Although a meta-analysis of in utero exposure to antihypertensive medication found evidence of increased risks of stillbirth (OR 3.0, 95% CI 1.0-8.7), preterm birth (OR 4.6, 95% CI 2.9-7.3), and CHD (OR 1.4, 95% CI 1.2-1.7) in pregnancies exposed to calcium channel blockers, the ORs were based on single studies, and the studies did not evaluate the effect of treated versus untreated hypertension and did not specify the type of hypertensive disorder being treated.
Hydralazine — Intravenous hydralazine has been widely used for many years for treatment of acute severe hypertension in pregnancy and is an acceptable antihypertensive drug in this setting. However, the hypotensive response to intravenous hydralazine is less predictable than that seen with labetalol. Although hydralazine can be taken orally, it causes reflex tachycardia and fluid retention, which limit its usefulness in pregnancy.
A meta-analysis demonstrated a slightly increased rate of adverse events with hydralazine compared with labetalol, but the evidence was not sufficient to make a definitive recommendation for one drug over the other.

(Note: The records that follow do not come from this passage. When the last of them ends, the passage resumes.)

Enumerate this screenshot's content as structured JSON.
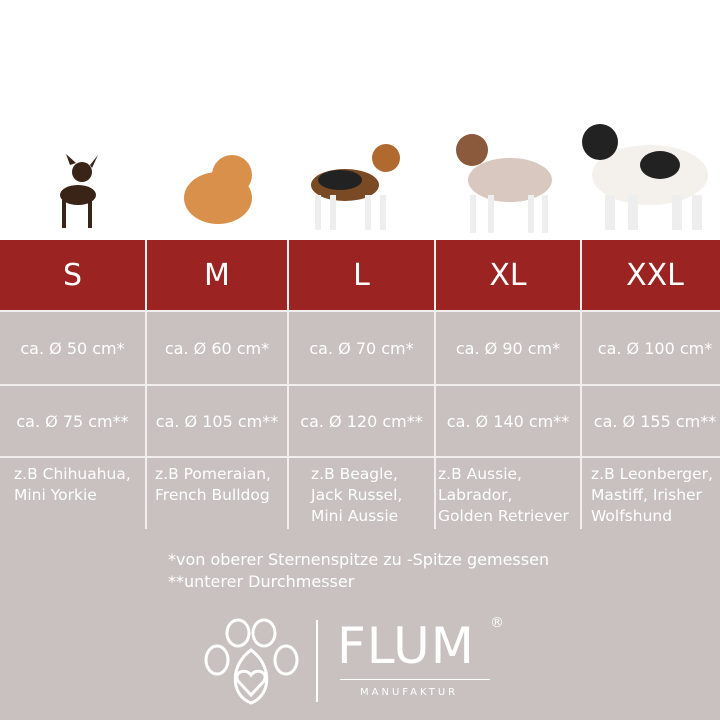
{
  "sizes": [
    "S",
    "M",
    "L",
    "XL",
    "XXL"
  ],
  "diameter_top": [
    "ca. Ø 50 cm*",
    "ca. Ø 60 cm*",
    "ca. Ø 70 cm*",
    "ca. Ø 90 cm*",
    "ca. Ø 100 cm*"
  ],
  "diameter_bottom": [
    "ca. Ø 75 cm**",
    "ca. Ø 105 cm**",
    "ca. Ø 120 cm**",
    "ca. Ø 140 cm**",
    "ca. Ø 155 cm**"
  ],
  "breeds": [
    "z.B Chihuahua,\nMini Yorkie",
    "z.B Pomeraian,\nFrench Bulldog",
    "z.B Beagle,\nJack Russel,\nMini Aussie",
    "z.B Aussie,\nLabrador,\nGolden Retriever",
    "z.B Leonberger,\nMastiff, Irisher\nWolfshund"
  ],
  "notes": [
    "*von oberer Sternenspitze zu -Spitze gemessen",
    "**unterer Durchmesser"
  ],
  "logo": {
    "brand": "FLUM",
    "sub": "MANUFAKTUR",
    "mark": "®"
  },
  "colors": {
    "header": "#9b2423",
    "cell": "#c8c1c0"
  }
}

Thiazide diuretics — Diuretics are generally not used in pregnancy except for treatment of pulmonary edema. The role of thiazide diuretics has been a source of controversy for decades, although some guidelines suggest that these agents can be continued in women with chronic hypertension who were taking them prior to pregnancy. Significant volume depletion is not likely in this setting since most of the fluid loss occurs within the first two weeks of use, assuming that drug dose and dietary sodium intake are relatively constant.
Clonidine — Clonidine has a similar mechanism of action as methyldopa and can be an effective drug for treatment of nonsevere hypertension in pregnancy. However, it has bothersome side effects and the possibility of rebound hypertension if it is stopped suddenly, so other agents are preferred.
The author has prescribed clonidine for rare patients in whom methyldopa, labetalol, and nifedipine could not be used. Because clonidine is available as a transdermal patch, it is particularly useful for patients who cannot take an oral antihypertensive drug.